Besides increased instruction count, negative performance impact from use of char types can also result due to lower memory bandwidth. The design of the GPU's memory subsystem is such that total achievable global memory bandwidth generally increases with the width of the accesses. One possible explanation for this is the finite depth of the internal queues that track memory accesses, but there may be other factors at work.

Where char types naturally occur due to the nature of a use case, such as image processing, one would want to look into the use of 32-bit compound types such as uchar4. The use of the wider type during load and store operations allows for improved memory bandwidth. CUDA has SIMD intrinsics for manipulating packed char data, and using those can beneficially reduce dynamic instruction count. Note that the SIMD intrinsics are fully backed by hardware only on Kepler GPUs, are fully emulated on Fermi CPUs, and are partially emulated on Maxwell GPUs. I have seen anecdotal evidence that even the emulated versions can still provide a performance benefit compared to handling each byte separately. I would suggest verifying that in the context of any particular use case.

There is the also a very brief reference to this issue in section 11.1.3 of the CUDA Best Practices Guide:

The compiler must on occasion insert conversion instructions, introducing additional execution cycles. This is the case for...

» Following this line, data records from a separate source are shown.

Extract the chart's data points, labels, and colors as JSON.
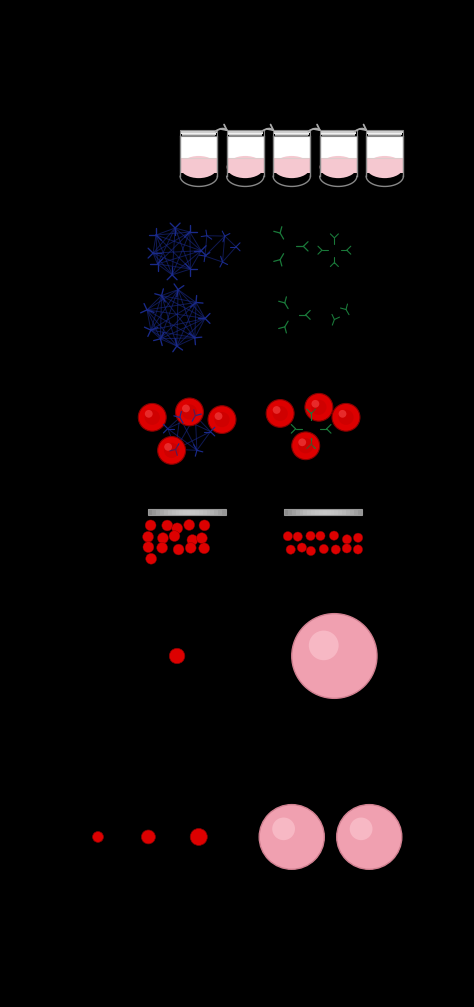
{
  "background_color": "#000000",
  "fig_width": 4.74,
  "fig_height": 10.07,
  "vial_color_fill": "#f5c8d0",
  "vial_color_white": "#ffffff",
  "vial_rim_color": "#b8b8b8",
  "vial_rim_highlight": "#e8e8e8",
  "antibody_blue": "#1a2a8a",
  "antibody_green": "#1a7a3a",
  "rbc_color": "#dd0000",
  "rbc_highlight": "#ff4444",
  "button_color": "#f0a0b0",
  "button_edge": "#d08090",
  "arrow_color": "#aaaaaa"
}
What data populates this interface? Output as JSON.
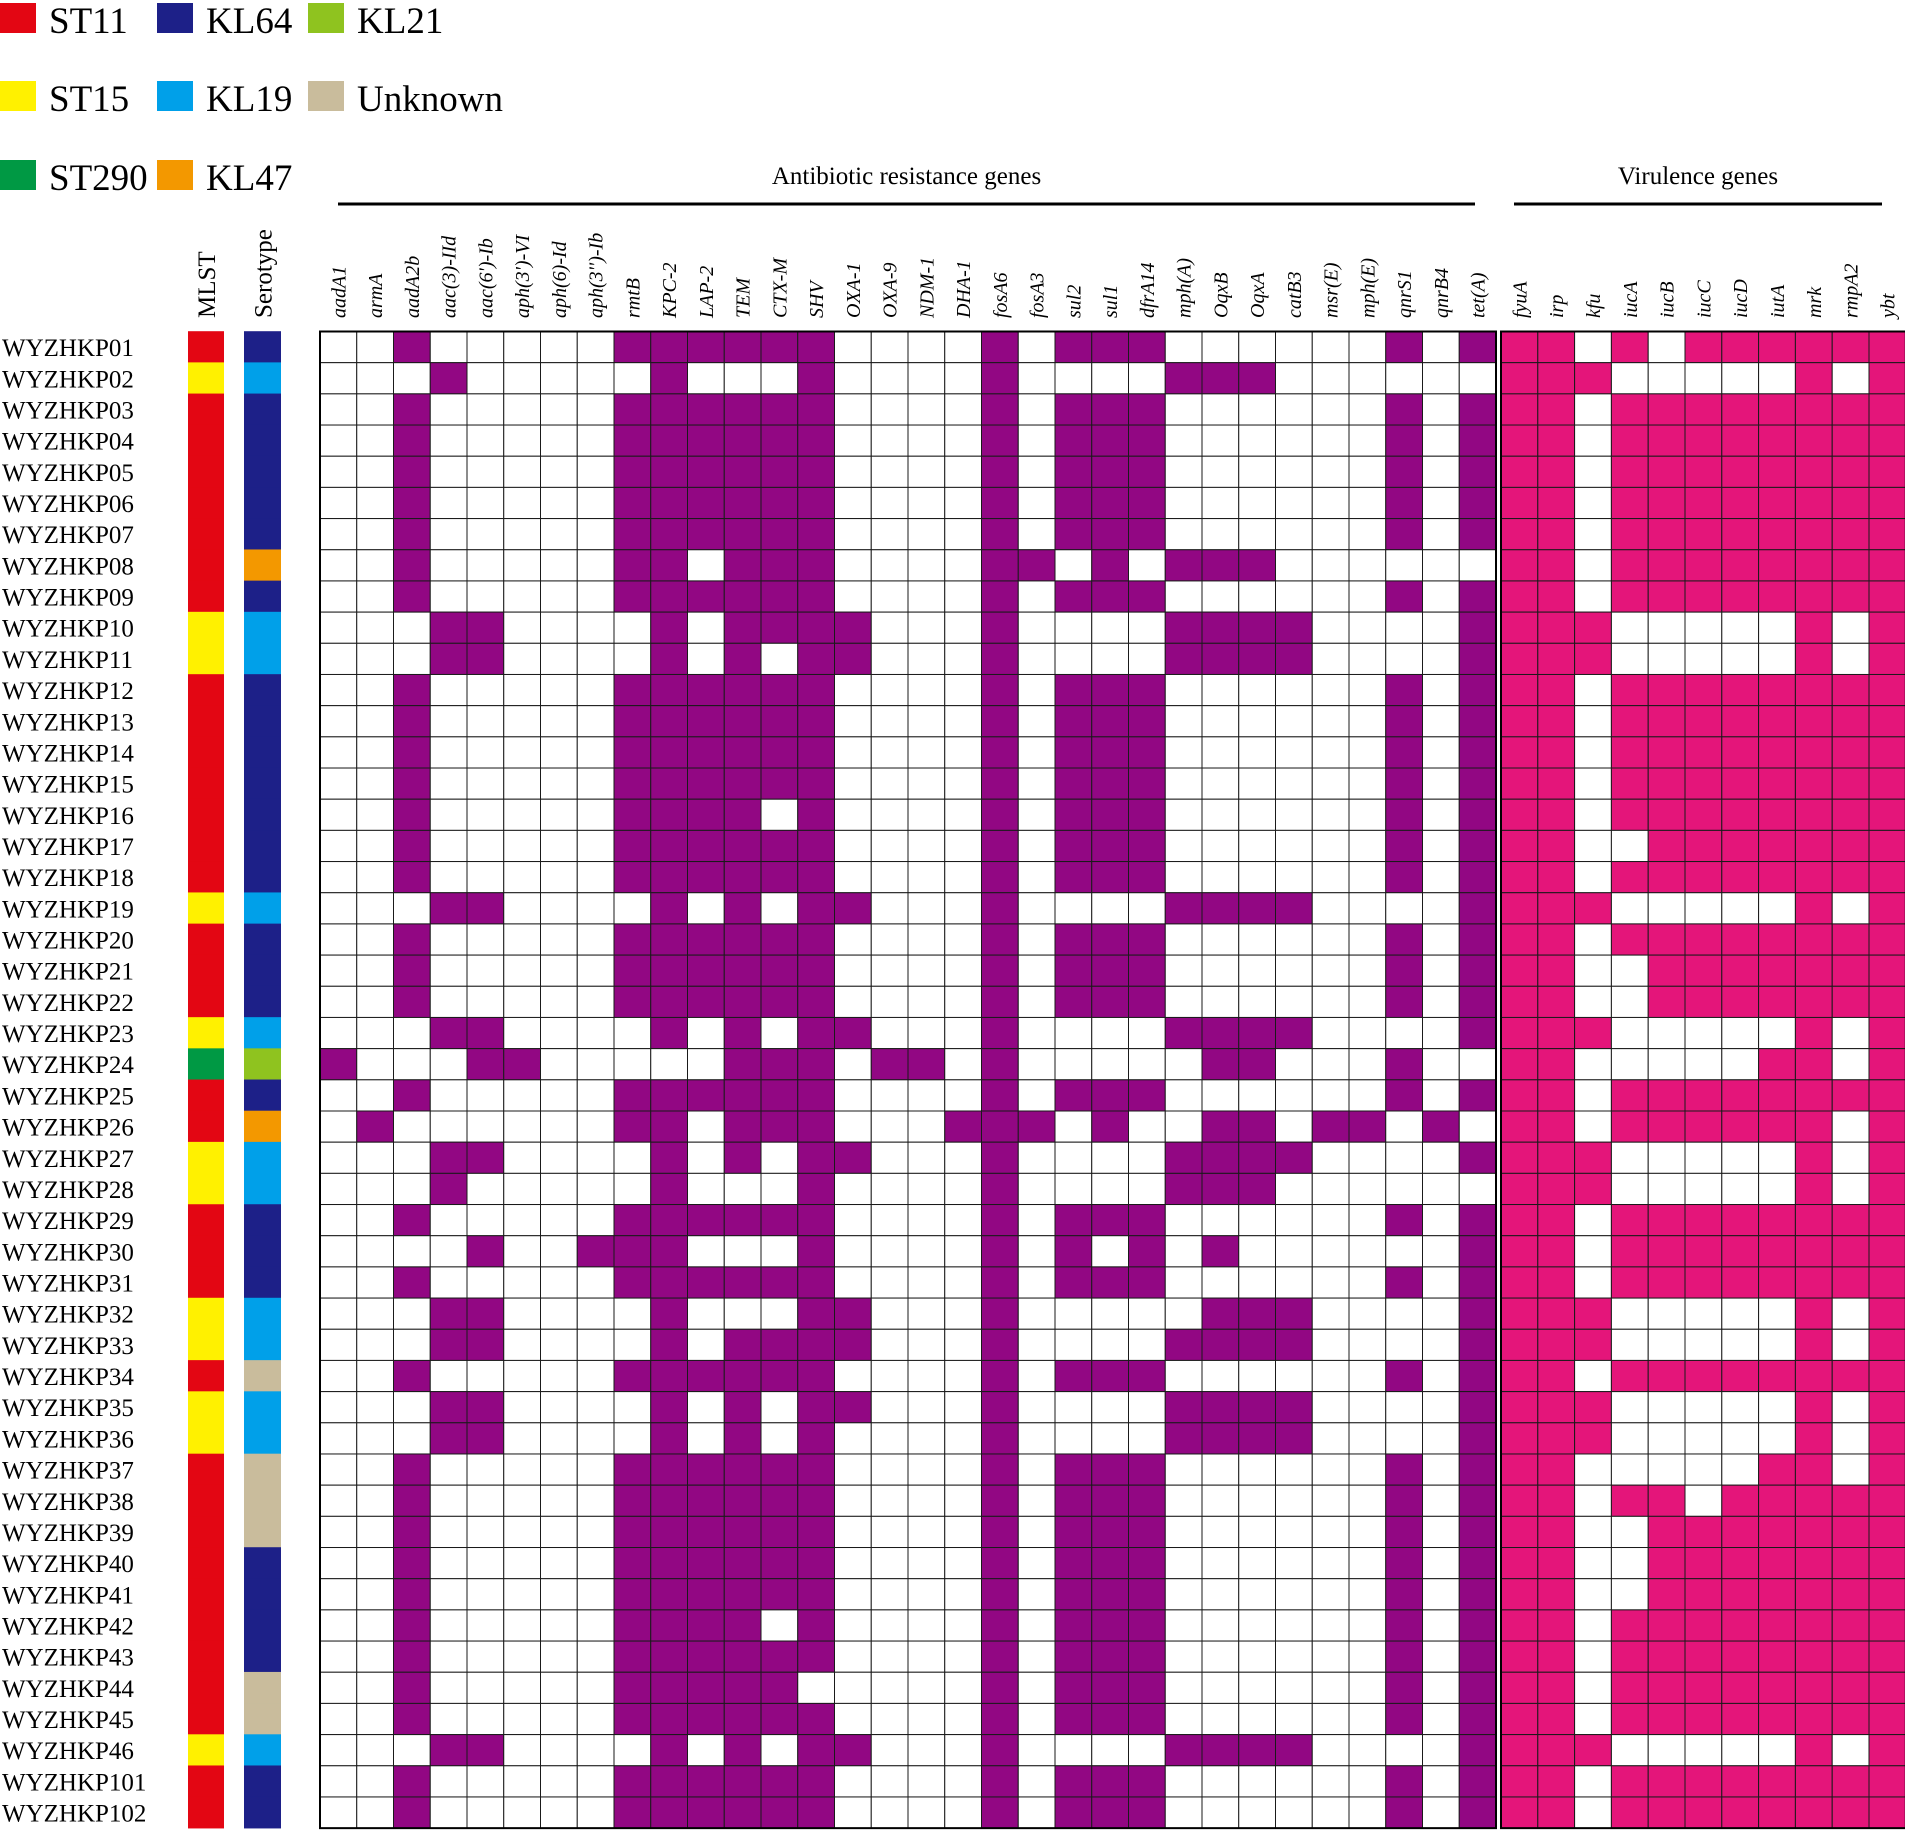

functions operating on char or short whose operands generally need to be converted to an int.

...

160

answered Nov 16 '22 02:11

njuffa

Arithmetic

It's not possible to say in the generic sense whether it'll be faster/slower/unchanged, though usually I'd not expect much difference. You're correct in saying that arithmetic for chars will be in 32-bit, but whether this requires a type conversion will depend on the problem. In the question's example, I'd expect to see the compiler store a and b in 32-bit registers, and in my experiments around this problem (note, without a full reproducing case it's hard to guarantee this) I didn't see a difference in SASS. For the region of the code where everything is done in registers I wouldn't expect a performace hit.

There is a impact, however, as the char variables are moved two and from memory. As the char will have to be cast into a 32 bit register before use this will incur additional instructions. This may be a considerable impact, or may not be.

Now, there are also some edge cases which may make a difference. The compiler might be able to pack multiple chars into a register and extract them with arithmetic (register saving vs arithmetic cost). You may even be able to force this behaviour using unions. Whether the saving is worth the instructions will vary on a case-by-case basis. I can't think of any others which would incur significant casting overhead at the moment.

Memory

Rather obviously if you can store you variables in 1 byte instead of 4 you're going to get a 4x saving in memory and bandwidth required. There are things to consider though:

Shared memory. Current shared bank sizes are either 4 bytes or 8 bytes. Unless you're reading with transactions of at least 4/8 bytes per thread, you cannot achieve peak shared memory bandwidth. There's also bank conflicts to consider with smaller transactions. A 1 byte read with a stride of the bank size will avoid these bank conflicts, but increase your memory required and waste bandwidth.
Global memory. The memory system is most efficient when you are able to do large transactions. 128 bit transactions tend to be faster than 64 bit, which tend to be faster than 32 bit. For this reason it's a good idea to pack (and align) your data so that you can move more than one into a thread with a single instruction.

Conclusion

I don't know of any significant reasons not to use char if possible instead of int for arithmetic where everything lies in registers, though you will pay a conversion cost when reading/writing to memory. Storing an array as char instead of int should, if you're careful, give both a bandwidth and space saving.